On considère ainsi que le spécimen mesuré par le capteur est bien celui qu’on attend quand la ressemblance est suffisante : une empreinte digitale sera considérée comme celle attendue si elle présente suffisamment de points correspondants à l’empreinte attendue.

C’est bien différent d’un mot de passe où soit le mot de passe est le bon, soit il est différent (processus binaire).

Faux et usage de taux

Il existe de nombreux faux en biométrie. C’est-à-dire des valeurs permettant de mesurer et de calibrer un système biométrie, dont les plus courants sont les faux positifs et les faux négatifs.

Faux positifs

Un faux positif est la situation où le système biométrique laisse passer un imposteur : on pense que l’authentification est positive, c’est-à-dire qu’on a identifié un utilisateur légitime, alors que c’est faux.

Faux négatifs

A l’inverse, l’authentification est négative quand on rejette un utilisateur. Or s’il s’agit d’un utilisateur légitime, il sera rejeté à tort : on sera donc dans le cas d’un faux négatif.

Taux et mesures

On utilise les taux de faux positifs (False Acceptance Rate) et de faux négatifs (False Rejection Rate) pour mesurer le fonctionnement d’un système biométrique.
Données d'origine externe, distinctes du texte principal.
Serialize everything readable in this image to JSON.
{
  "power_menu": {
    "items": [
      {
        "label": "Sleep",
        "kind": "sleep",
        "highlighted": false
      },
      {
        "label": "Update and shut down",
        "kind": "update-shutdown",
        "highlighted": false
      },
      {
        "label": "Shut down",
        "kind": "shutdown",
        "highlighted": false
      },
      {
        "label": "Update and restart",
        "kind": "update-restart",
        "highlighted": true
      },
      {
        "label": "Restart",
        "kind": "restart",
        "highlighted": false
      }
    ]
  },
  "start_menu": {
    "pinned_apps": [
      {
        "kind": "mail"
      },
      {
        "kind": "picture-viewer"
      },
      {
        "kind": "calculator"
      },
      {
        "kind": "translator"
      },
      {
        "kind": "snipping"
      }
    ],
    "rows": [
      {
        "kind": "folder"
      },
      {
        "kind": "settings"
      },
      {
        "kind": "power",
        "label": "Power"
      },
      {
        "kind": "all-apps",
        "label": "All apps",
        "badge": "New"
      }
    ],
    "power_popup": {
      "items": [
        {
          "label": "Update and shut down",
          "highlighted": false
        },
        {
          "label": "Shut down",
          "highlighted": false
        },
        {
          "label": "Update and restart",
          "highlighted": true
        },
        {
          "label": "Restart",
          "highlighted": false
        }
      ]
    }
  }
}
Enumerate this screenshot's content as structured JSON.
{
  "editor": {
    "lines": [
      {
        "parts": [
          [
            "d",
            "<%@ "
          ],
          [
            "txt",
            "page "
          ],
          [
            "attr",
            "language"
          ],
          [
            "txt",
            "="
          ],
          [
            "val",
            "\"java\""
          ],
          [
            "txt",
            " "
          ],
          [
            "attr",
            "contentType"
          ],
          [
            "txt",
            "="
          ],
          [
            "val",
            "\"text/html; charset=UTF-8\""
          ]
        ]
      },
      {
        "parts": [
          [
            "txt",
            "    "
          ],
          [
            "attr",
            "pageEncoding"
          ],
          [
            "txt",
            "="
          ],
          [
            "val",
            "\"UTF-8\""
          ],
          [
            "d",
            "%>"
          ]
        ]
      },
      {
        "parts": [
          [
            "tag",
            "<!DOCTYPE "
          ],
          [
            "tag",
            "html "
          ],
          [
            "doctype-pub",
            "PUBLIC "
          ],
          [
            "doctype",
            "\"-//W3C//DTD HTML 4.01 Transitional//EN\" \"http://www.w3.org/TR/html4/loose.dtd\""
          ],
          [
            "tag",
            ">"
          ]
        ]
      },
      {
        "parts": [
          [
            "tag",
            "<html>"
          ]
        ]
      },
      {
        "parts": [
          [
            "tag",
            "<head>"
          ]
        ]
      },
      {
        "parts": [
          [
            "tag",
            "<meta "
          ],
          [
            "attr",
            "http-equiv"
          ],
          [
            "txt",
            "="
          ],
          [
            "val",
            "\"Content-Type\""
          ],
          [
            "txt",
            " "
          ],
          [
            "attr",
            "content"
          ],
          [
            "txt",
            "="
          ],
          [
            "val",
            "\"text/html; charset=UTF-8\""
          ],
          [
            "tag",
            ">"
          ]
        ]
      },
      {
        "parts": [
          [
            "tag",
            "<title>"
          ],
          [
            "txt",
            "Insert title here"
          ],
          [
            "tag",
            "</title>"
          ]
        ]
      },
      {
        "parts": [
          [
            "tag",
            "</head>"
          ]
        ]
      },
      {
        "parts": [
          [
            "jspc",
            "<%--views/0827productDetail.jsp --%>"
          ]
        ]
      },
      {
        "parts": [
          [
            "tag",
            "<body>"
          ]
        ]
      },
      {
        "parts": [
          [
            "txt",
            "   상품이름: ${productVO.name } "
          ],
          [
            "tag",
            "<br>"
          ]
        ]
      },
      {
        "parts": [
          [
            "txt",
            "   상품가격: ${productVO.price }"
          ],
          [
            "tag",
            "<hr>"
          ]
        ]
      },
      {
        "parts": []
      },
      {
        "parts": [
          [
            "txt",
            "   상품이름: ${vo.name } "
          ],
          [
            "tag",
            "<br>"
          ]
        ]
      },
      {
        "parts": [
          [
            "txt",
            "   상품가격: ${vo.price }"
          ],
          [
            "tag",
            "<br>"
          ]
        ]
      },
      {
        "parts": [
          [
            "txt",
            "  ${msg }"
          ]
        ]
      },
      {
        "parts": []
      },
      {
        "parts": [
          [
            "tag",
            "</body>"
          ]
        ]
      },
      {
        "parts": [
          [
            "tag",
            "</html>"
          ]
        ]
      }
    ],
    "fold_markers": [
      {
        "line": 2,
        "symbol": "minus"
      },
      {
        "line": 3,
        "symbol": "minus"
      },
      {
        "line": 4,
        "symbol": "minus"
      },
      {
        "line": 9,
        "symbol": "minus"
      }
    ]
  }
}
On pense naïvement qu’il faut que les deux taux soient les plus bas possibles pour que le système soit parfait. Or c’est faux. Ces deux taux ne sont pas réglables si facilement et surtout ils ont une influence énorme sur le fonctionnement du système.

Revenons au score

Imaginons qu’une mesure donne un score de similarité de 99% (par exemple). Avons-nous identifié la bonne personne ?

Ca dépend

Ben oui : tout dépend de la tolérance qu’on va autoriser, par choix. Si on est très tolérant, alors cela implique qu’on sera moins strict et qu’une mesure donnant un résultat moins bon (98% par exemple) sera accepté pour identifier l’individu.

Augmenter la tolérance implique d’accepter plus facilement l’utilisateur, donc augmente le risque d’accepter un imposteur !

Ok ? Un utilisateur légitime aura moins de mal à s’authentifier puisqu’on est tolérant, et donc qu’on accepte le risque de laisser passer un imposteur, ce qui augmente les faux positifs.

Diminuer la tolérance implique d’accepter plus difficilement un utilisateur, donc diminue le risque d’accepter un imposteur !

C’est bien dans l’absolu, car on diminue le risque de fraude ; par contre on augmente l’inconfort pour l’utilisateur légitime qui risque de devoir s’y prendre à plusieurs fois pour s’authentifier.

Il faut choisir !

Dilemne : souhaite-t-on privilégier le confort de l’utilisateur ou la sécurité ? Pour cela le seul moyen est de varier la sensibilité de la mesure (et du score de ressemblance) mais tout est lié : augmenter la sensibilité fait baisser le FAR mais augmente le FRR ! Et inversement. Donc soit c’est le confort, soit c’est la sécurité.

Taux d’erreur équivalent

Une mesure souvent utilisée pour mesurer la qualité d’un système biométrique est le taux d’erreur équivalent (Equivalent Error Rate). C’est conventionnellement le taux où FAR = FRR.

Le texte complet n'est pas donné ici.